While equipment floaters and inland marine serve a common purpose, analyzing your assets, how they are transported and the probable causes of loss allows identifying the right insurance product for your business. Consult with your insurance advisor to secure your mobile equipment in the most optimal way.

What is Contractor’s Equipment Floater Insurance?


What is another name for inland marine coverage?

For example, inland marine insurance is called “bailee’s customer insurance” in instances where you are transporting a customer’s property. Builder’s risk insurance covers construction tools and machinery kept at job sites and storage yards.

Are inland marine policies floaters?

These policies became known as “floaters” because the property covered was originally “floating” in the ocean.
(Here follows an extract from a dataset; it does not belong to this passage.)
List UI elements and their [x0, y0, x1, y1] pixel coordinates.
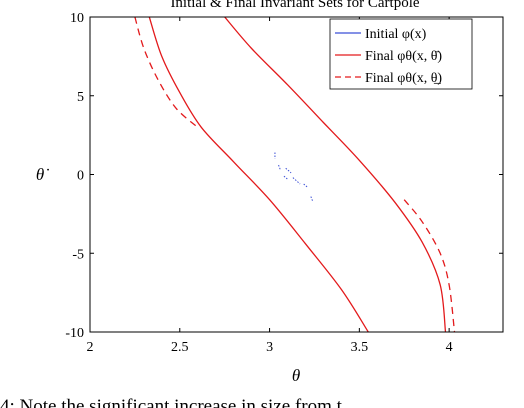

In today’s insurance realm, Inland Marine coverage provides protection to fill gaps in commercial property protection or to reach specific limits of coverage.

What is a contractor’s equipment floater?

An equipment floater is property insurance covering equipment that is often moved from place to place.

What is inland floater?

Inland marine or equipment floater insurance covers specific types of mobile property and other specialized objects no matter where they are located. Items such as tools, cameras, laptop computers or other equipment used to conduct offsite operations are at a higher risk of loss, damage, and theft.